Diffamazione sui social e WhatsApp da parte di una cliente: come tutelarsi?
Utente_Vigevano_9765 · 3 visualizzazioni
Avrei bisogno di un avvocato civilista per diffidare e richiedere danni ad una cliente del mio centro estetico che sta diffamando e insultando da 10 giorni su social e messaggi whatsapp. Ha inoltre scritto ad una nostra cliente privatamente. Erano presenti altre clienti presso il nostro centro in data 5/08 quando la signora perché ha aspettato 15 minuti ha cominciato ad inveire ed insultare le clienti presenti proseguendo poi sui social e sms
Risposta diretta
Sì, puoi tutelarti sia penalmente che civilmente: la condotta descritta integra il reato di diffamazione aggravata (art. 595 c.p.) e ti dà diritto a richiedere il risarcimento del danno subìto, incluso il danno all'immagine e alla reputazione del tuo centro estetico.
Quadro normativo
La situazione tocca più norme
- Art. 595 c.p. — Diffamazione: chiunque, comunicando con più persone, offende la reputazione altrui è punibile. La pena è aggravata se il fatto è commesso con il mezzo della stampa o con qualsiasi altro mezzo di pubblicità (social network inclusi), con reclusione fino a 3 anni.
- Art. 594 c.p. — Ingiuria (ora depenalizzata, ma rilevante in sede civile): gli insulti diretti in presenza di altri possono fondare una richiesta di risarcimento.

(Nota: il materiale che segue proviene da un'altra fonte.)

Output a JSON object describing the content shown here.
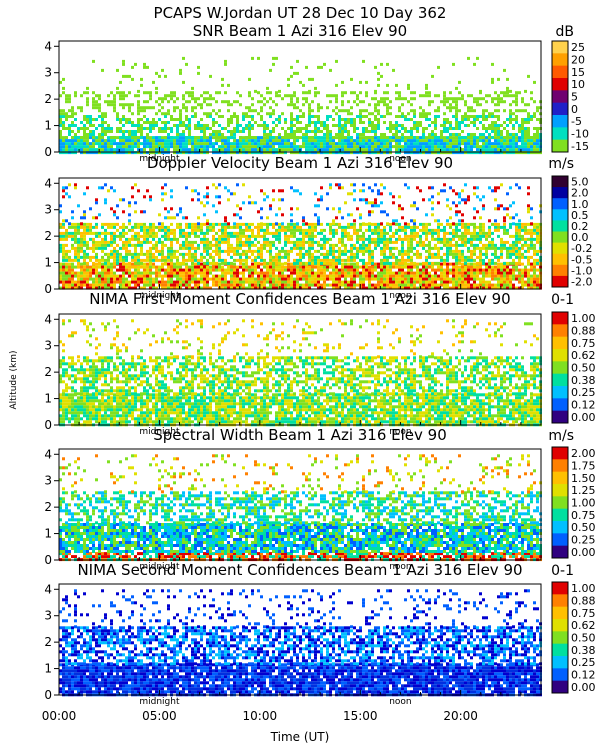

- Art. 2043 c.c. — Responsabilità civile extracontrattuale: chiunque cagioni un danno ingiusto ad altri è tenuto al risarcimento.

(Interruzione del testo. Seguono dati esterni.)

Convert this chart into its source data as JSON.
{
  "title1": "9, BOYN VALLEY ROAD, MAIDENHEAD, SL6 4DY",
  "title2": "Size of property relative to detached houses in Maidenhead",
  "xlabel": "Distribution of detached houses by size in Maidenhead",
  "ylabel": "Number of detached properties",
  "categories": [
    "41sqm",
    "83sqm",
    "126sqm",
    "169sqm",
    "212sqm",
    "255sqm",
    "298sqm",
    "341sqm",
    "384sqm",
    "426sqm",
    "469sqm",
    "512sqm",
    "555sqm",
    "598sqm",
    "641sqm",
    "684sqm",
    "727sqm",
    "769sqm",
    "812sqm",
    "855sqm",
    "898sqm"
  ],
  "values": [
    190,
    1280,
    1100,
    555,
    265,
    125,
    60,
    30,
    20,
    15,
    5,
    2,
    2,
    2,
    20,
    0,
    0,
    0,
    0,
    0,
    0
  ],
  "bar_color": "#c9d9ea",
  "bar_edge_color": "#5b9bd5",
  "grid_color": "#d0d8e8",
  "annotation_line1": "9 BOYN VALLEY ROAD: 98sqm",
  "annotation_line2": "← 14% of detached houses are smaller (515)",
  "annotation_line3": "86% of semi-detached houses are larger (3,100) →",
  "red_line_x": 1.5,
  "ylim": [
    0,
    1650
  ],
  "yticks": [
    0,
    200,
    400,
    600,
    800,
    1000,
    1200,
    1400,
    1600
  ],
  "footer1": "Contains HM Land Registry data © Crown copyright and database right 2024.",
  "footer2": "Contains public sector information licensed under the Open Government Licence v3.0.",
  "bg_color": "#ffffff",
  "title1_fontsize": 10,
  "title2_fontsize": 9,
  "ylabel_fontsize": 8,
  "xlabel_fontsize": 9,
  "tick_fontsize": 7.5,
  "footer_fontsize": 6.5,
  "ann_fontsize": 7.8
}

- Art. 185 c.p.: la condanna penale obbliga anche al risarcimento del danno.
Come funziona in pratica
- Raccogli le prove subito: screenshot di tutti i post, storie, messaggi WhatsApp e SMS con data e ora visibili. Se i post sono pubblici, fai una copia autentica tramite screenshot con URL visibile o, meglio, tramite un'azione di constatazione notarile per darle valore probatorio pieno.
- Identifica i testimoni: le clienti presenti il 5 agosto possono testimoniare sugli insulti in presenza; chiedi la loro disponibilità.
- Querela per diffamazione aggravata: essendo un reato perseguibile a querela, hai 3 mesi dalla conoscenza del fatto per presentarla. Data l'episodio iniziale del 5 agosto, verifica se il termine è ancora aperto; i fatti continuativi sui social possono spostare la decorrenza.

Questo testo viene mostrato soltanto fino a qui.